Justify whether it is true to say that the following are the nth terms of an
AP.
(i) 2n – 3
(ii) 3n2 + 5
(iii) 1 + n + n2
(i) Yes, here $a_{n}=2 n-3$
Put $n=1, \quad a_{1}=2(1)-3=-1$
Put $n=2, \quad a_{2}=2(2)-3=1$
Put $n=3, \quad a_{3}=2(3)-3=3$
Put $n=4 . \quad a_{4}=2(4)-3=5$
List of numbers becomes $-1,1,3, \ldots$
Here, $a_{2}-a_{1}=1-(-1)=1+1=2$
$a_{3}-a_{2}=3-1=2$
$a_{4}-a_{3}=5-3=2$
$\because a_{2}-a_{1}=a_{3}-a_{2}=a_{4}-a_{3}=\ldots$
Hence, $2 n-3$ is the $n$th term of an AP.
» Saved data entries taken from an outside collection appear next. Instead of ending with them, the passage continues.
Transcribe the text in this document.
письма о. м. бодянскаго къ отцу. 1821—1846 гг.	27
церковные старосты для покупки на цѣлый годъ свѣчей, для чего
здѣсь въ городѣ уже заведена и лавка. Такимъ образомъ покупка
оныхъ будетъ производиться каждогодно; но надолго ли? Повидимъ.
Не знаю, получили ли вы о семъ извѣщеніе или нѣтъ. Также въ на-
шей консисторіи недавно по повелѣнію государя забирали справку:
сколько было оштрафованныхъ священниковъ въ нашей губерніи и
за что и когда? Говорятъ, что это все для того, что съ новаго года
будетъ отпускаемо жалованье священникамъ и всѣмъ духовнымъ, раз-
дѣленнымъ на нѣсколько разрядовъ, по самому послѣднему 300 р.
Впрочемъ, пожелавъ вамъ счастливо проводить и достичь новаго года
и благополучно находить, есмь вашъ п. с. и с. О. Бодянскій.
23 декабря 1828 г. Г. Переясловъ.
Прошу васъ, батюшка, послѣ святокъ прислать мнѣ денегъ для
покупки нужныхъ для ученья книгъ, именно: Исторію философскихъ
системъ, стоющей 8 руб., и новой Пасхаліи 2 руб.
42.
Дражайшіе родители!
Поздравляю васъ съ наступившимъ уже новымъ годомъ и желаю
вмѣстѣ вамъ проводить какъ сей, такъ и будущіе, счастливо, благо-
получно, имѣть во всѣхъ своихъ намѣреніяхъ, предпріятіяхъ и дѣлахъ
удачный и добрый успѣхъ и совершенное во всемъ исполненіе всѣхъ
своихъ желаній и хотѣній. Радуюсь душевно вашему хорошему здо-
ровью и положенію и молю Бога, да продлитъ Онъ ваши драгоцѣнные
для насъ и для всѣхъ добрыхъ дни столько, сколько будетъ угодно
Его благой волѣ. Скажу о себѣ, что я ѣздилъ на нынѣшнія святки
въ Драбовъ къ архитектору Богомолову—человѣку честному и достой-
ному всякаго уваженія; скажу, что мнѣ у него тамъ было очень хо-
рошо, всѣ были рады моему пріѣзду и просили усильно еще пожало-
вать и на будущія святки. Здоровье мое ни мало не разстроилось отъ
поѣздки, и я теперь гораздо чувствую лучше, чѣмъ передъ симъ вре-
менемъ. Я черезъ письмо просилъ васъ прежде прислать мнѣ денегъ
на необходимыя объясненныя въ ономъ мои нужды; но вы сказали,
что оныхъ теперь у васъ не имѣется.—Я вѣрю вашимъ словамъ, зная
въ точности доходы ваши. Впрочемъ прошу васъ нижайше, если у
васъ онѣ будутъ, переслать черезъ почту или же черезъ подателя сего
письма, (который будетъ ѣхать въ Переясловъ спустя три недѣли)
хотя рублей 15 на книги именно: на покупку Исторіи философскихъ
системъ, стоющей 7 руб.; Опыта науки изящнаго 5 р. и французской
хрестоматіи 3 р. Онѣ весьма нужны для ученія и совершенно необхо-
(ii) No, $\quad$ here $a_{n}=3 n^{2}+5$
Put $n=1, \quad a_{1}=3(1)^{2}+5=8$
Put $n=2, \quad a_{2}=3(2)^{2}+5=3(4)+5=17$
Put $n=3, \quad a_{3}=3(3)^{2}+5=3(9)+5=27+5=32$
So, the list of number becomes $8,17,32, \ldots$
Here, $a_{2}-a_{1}=17-8=9$
$a_{3}-a_{2}=32-17=15$
$\therefore$$a_{2}-a_{1} \neq a_{3}-a_{2}$
Since, the successive difference of the list is not same. So, it does not form an AP.
(iii) No, $\quad$ here $a_{n}=1+n+n^{2}$
Put $n=1, \quad a_{1}=1+1+(1)^{2}=3$
Put $n=2, \quad a_{2}=1+2+(2)^{2}=1+2+4=7$
Put $n=3, \quad a_{3}=1+3+(3)^{2}=1+3+9=13$
So, the list of number becomes $3,7,13, \ldots$
Here, $\quad a_{2}-a_{1}=7-3=4$
$a_{3}-a_{2}=13-7=6$
$\therefore \quad a_{2}-a_{1} \neq a_{3}-a_{2}$
Since, the successive difference of the list is not same. So, it does not form an AP.